[All Around the Moon by Jules Verne]@TWC D-Link book
All Around the Moon

CHAPTER XIII
11/27

In the equatorial regions he is always vertical, and in the polar he is never higher than the horizon.

Therefore, there can be no change of seasons; according to the latitude, it is a perpetual winter, spring, summer, or autumn the whole year round.

This state of things is almost precisely similar to that which prevails in Jupiter, who also stands nearly upright in his orbit, the inclination of his axis being only about 3 deg..
But how to account for the _grooves_?
A very hard nut to crack.

They must certainly be a later formation than the craters and the rings, for they are often found breaking right through the circular ramparts.
Probably the latest of all lunar features, the results of the last geological epochs, they are due altogether to expansion or shrinkage acting on a large scale and brought about by the great forces of nature, operating after a manner altogether unknown on our earth.

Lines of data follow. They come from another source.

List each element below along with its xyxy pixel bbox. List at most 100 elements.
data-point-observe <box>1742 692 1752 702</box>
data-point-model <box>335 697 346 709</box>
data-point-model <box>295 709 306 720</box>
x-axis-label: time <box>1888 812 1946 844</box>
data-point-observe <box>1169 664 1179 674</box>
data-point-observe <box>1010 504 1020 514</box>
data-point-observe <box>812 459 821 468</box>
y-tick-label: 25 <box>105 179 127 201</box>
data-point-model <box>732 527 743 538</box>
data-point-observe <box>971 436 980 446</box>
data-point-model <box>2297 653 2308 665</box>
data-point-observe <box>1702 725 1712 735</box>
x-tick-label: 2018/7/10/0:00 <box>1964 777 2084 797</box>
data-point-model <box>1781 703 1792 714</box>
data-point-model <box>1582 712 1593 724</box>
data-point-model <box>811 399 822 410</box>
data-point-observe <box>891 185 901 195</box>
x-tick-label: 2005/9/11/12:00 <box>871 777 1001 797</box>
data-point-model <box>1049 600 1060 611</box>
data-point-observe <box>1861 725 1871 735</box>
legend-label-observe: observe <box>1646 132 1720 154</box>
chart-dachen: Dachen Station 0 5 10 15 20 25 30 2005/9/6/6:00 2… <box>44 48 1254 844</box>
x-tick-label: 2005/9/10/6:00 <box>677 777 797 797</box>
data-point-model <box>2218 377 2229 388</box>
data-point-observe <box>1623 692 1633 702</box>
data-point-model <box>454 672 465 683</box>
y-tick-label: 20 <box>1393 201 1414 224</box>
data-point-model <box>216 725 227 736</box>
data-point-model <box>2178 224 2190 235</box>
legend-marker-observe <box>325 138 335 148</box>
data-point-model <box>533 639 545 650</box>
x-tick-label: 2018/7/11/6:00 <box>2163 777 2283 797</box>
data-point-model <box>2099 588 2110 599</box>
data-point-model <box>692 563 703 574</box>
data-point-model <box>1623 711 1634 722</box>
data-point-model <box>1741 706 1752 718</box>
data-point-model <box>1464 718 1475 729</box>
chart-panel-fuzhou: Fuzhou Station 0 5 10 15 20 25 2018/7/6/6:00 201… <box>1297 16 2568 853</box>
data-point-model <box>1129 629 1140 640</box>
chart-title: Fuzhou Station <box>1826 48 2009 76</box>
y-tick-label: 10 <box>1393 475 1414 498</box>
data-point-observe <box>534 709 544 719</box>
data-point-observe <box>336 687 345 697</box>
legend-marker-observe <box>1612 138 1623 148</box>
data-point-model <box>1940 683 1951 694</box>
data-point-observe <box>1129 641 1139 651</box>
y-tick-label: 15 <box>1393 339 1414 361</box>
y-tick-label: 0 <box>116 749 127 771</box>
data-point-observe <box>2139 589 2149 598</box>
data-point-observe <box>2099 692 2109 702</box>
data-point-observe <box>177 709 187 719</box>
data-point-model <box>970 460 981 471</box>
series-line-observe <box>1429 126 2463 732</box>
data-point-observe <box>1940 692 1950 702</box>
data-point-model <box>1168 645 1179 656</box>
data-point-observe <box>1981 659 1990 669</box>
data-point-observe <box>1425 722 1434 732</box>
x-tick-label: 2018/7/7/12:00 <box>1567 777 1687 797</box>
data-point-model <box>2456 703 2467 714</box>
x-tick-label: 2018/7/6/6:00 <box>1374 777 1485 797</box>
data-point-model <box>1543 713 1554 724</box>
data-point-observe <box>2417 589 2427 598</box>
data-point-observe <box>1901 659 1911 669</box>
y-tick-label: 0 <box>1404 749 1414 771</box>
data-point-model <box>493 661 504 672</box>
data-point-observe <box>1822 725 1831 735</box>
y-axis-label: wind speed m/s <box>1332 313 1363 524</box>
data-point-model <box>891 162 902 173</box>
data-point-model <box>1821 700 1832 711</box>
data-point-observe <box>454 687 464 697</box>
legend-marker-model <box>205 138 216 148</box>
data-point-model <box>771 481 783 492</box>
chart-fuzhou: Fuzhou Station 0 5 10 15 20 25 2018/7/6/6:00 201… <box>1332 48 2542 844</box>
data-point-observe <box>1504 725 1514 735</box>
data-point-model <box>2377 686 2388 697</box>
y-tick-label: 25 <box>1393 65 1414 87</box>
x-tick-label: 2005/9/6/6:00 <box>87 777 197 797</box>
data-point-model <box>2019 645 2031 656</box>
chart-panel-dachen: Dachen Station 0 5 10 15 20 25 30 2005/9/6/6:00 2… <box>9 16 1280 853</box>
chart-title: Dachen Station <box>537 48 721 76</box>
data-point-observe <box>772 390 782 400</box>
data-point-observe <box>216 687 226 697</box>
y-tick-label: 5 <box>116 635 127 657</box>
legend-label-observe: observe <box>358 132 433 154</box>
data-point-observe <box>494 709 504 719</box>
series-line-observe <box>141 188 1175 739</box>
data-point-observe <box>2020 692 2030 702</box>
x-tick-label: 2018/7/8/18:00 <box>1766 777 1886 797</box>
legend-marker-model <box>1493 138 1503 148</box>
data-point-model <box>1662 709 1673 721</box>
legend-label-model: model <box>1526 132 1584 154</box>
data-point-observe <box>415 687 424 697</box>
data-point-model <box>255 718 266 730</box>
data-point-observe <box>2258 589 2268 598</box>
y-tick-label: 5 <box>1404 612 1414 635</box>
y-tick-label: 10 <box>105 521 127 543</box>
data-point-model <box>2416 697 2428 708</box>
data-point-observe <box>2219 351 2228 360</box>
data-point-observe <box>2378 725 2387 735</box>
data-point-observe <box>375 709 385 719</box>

Such at least was Barbican's idea.
"My friends," he quietly observed, "without meaning to put forward any pretentious claims to originality, but by simply turning to account some advantages that have never before befallen contemplative mortal eye, why not construct a little hypothesis of our own regarding the nature of these grooves and the causes that gave them birth?
Look at that great chasm just below us, somewhat to the right.